Cactus plants, or cacti, make excellent house plants. Like succulents, they’re used to hot, dry, sunny conditions – many are native to the desert. Their fleshy, usually leafless stems are designed to store water, so they’re able to cope with long periods of drought. As such they need very little watering and can even rot if given too much. They come in a range of shapes and sizes and – if you’re lucky – they bear delightful, brightly coloured flowers in summer.
Cacti can be grown individually in pots or as part of a long term indoor pot display. They also work well in terrariums. Slow growing, cacti can be grown in the same pot for years.

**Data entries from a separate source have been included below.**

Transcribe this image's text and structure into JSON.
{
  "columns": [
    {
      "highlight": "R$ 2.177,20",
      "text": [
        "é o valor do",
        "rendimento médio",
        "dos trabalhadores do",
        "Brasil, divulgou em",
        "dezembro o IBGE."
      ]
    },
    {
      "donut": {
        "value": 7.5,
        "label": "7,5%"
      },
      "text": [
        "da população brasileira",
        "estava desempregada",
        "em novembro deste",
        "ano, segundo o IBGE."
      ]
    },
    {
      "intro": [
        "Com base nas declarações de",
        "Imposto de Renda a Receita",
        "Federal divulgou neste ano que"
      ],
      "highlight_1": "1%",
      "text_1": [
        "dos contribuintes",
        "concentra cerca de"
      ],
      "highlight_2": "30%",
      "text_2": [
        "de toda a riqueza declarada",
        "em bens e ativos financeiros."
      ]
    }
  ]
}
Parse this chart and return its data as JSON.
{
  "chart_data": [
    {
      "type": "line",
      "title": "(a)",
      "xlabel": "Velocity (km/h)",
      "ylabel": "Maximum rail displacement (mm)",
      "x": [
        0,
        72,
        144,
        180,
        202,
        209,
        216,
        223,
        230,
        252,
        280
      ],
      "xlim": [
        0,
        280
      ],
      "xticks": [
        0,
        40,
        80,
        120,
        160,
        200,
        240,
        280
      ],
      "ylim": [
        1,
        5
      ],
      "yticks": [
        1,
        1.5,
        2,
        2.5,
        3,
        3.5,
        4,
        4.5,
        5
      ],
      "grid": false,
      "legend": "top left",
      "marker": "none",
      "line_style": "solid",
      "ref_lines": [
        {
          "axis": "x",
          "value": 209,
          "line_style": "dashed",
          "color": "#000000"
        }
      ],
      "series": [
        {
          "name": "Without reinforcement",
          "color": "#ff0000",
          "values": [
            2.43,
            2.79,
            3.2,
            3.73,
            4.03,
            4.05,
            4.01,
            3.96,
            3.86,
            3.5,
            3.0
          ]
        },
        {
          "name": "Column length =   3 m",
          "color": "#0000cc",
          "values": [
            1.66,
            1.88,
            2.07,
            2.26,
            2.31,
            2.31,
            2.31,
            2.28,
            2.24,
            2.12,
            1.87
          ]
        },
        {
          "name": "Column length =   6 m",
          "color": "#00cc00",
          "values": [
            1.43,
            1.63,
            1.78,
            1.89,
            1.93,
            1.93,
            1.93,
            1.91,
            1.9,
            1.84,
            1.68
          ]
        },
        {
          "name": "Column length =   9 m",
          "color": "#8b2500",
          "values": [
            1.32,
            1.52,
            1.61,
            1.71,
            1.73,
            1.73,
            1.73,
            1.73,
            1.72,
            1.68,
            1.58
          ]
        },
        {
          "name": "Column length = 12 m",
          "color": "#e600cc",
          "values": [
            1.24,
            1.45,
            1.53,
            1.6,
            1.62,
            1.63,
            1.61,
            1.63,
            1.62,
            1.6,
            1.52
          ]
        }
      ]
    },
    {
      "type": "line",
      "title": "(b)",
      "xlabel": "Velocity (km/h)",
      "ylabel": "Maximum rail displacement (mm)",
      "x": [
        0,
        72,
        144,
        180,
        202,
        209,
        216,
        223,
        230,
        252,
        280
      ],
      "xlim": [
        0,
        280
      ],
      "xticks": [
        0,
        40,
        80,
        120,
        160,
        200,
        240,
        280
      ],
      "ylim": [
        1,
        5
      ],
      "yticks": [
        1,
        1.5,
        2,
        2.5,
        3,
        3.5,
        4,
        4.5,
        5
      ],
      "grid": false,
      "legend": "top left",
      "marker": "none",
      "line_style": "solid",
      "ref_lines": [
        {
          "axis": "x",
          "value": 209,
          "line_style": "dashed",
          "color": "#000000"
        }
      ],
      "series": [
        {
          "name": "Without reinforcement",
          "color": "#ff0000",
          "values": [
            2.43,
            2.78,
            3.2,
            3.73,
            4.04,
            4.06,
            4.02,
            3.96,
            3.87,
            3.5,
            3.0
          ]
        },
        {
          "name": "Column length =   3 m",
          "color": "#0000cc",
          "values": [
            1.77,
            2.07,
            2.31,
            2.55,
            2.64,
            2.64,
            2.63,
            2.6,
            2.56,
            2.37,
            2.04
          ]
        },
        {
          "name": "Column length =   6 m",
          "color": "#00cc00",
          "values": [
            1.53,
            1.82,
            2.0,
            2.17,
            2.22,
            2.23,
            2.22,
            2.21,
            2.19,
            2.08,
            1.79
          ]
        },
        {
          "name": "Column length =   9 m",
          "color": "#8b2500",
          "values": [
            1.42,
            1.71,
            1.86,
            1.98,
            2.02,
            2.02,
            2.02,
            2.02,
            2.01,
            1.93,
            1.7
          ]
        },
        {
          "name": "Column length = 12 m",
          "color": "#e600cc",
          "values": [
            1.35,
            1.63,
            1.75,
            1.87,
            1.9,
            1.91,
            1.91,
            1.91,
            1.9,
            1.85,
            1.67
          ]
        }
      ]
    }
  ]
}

In summer, water cacti no more than once a week. A good watering less often is better than a little-and-often approach. You shouldn’t need to water cacti at all in the coldest months.
Repot cacti every couple of years, to give them fresh compost – you won’t necessarily need to pot them into a larger pot.
Cactus plants are usually trouble free. If overwatered or not given enough light they can rot at the base. This is usually fatal for the plants.
Cactus varieties to grow
Echinocactus grusonii – golden barrel cactus is globe-shaped but eventually grows tall. Native to Mexico, it bears bright green stems with spiked ribs. Bright yellow flowers appear in summer.
Gymnocalycium paraguayense – a variable cactus with flattened spines. It produces creamy white flowers in spring and summer.
Mammillaria spinosissima – a globe-shaped cactus with bright pink, funnel-shaped flowers. Its central spines are a reddish-brown or yellow.
Rebutia krainziana – a clump-forming barrel cactus, forming dark green stems up to 7cm in diameter, with contrasting small, white areoles and spines. In late spring large, yellow or red flowers develop around the main stem, forming a tight clump.